Figure 4. The CB₂ receptor antagonist did not block kahweol-induced peripheral antinociception in hyperalgesic paws. The antinociceptive response was measured by the paw pressure test. Prostaglandin E₂(PGE₂) injection (2 µg/paw) was done at time 0, AM630 (100 µg/paw) was injected at time 165 min, and kahweol (Kah; 80 µg/paw) was given at 175 min. Measurements were made prior to and 180 min after PGE₂ administration. Data are reported as means±SE (n=5) of Δ nociceptive threshold measured in grams (g). *P<0.05 compared to PGE₂ + Veh 2 + Veh 3-injected group (ANOVA and Bonferroni's test). There was no significant difference between (PGE₂ + Veh 2 + Kah 80) and (PGE₂ + AM630 100 + Kah 80)-injected groups. Veh (vehicle) 2: 10% DMSO in saline; Veh 3: sterile saline solution (0.9% NaCl).

Figure 5. Pretreatment with VDM11, JZL184, and MAFP potentiated the peripheral antinociceptive action of kahweol. The antinociceptive response was measured by the paw pressure test. Prostaglandin E₂(PGE₂) injection (2 µg/paw) was done at time 0. VDM11 (2.5 µg/paw; A), JZL184 (4 µg/paw; B), or MAFP (0.5 µg/paw; C) was injected at time 165 min, and kahweol (Kah; 80 µg/paw) was given at 175 min. Measurements were made prior to and 180 min after PGE₂ administration. Data are reported as means±SE (n=5) of Δ nociceptive threshold measured in grams (g). *P<0.05 compared to (PGE₂ + Veh 3 + Veh 4/Veh 5/Veh 6); ^#P<0.05 compared to (PGE₂ + Kah 80 + Veh 4/Veh 5/Veh 6)-injected groups (ANOVA and Bonferroni's test). Veh (vehicle) 1: 2% ethanol in saline; Veh 3: sterile saline solution (0.9% NaCl); Veh 4: 10% tocrisolve in saline; Veh 5: 3% ethanol in saline; Veh 6: 20% DMSO in saline.

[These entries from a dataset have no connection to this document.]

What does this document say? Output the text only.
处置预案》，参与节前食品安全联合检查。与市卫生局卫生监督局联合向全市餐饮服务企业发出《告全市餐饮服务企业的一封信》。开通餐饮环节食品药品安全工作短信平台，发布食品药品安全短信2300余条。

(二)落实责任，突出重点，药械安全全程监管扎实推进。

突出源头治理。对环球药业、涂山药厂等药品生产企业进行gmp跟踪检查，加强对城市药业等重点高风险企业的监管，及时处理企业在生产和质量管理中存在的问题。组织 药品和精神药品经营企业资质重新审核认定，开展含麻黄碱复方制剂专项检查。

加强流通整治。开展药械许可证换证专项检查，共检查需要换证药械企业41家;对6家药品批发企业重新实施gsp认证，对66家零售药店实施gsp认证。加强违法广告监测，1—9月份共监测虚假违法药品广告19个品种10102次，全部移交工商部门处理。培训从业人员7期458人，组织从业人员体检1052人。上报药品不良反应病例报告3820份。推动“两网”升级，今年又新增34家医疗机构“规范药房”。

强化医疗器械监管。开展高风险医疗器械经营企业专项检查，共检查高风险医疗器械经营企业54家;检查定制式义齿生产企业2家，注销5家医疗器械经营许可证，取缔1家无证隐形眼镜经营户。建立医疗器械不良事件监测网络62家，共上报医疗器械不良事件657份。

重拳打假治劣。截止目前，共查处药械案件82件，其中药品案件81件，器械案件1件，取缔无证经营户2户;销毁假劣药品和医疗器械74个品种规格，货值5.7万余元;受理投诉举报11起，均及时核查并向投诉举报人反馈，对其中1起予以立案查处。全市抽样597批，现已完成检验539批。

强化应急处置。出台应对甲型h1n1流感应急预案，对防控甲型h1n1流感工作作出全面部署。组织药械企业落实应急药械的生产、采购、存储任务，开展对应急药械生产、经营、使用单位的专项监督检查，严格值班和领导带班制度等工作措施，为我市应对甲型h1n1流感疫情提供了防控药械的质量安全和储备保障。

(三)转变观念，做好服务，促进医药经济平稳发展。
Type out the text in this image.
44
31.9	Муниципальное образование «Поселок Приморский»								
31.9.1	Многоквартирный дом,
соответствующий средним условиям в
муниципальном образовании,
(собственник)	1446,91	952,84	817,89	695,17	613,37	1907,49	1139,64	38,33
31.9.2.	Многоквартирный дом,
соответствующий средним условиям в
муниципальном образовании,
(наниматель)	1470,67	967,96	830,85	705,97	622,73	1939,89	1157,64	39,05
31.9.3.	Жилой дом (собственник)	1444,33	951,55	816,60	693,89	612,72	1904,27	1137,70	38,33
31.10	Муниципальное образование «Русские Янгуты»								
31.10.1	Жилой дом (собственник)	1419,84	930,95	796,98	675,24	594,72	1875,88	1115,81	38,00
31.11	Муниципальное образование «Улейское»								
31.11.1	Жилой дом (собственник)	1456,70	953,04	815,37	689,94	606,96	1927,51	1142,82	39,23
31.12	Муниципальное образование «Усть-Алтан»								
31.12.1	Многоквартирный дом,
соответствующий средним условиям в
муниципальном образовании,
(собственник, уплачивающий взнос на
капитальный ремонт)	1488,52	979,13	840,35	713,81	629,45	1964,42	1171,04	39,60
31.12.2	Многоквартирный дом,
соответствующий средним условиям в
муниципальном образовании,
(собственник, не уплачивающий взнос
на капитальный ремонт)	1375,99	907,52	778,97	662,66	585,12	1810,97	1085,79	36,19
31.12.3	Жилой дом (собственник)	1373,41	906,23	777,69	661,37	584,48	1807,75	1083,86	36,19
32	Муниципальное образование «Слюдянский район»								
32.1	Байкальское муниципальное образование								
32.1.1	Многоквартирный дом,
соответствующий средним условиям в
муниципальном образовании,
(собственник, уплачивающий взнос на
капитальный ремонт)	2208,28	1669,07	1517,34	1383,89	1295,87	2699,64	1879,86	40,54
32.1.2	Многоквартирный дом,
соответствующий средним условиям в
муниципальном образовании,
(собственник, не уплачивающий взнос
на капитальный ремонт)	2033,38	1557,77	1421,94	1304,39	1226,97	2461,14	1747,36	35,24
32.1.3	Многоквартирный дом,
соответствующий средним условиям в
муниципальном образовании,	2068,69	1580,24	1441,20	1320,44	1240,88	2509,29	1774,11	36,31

Figure 6. Increase of anandamide (AEA) levels (A), but not 2-arachidonoylglycerol (2-AG) (B), oleoylethanolamide (OEA) (C), and palmitoylethanolamide (PEA) (D) on kahweol injection. Kahweol (Kah; 80 μg/paw) was injected into the paw and 5 min later the paw tissues were collected for analysis. Data are reported as means±SE (n=5). *P<0.05 compared to Naive- and Saline (SAL)-injected groups (ANOVA and Bonferroni's test).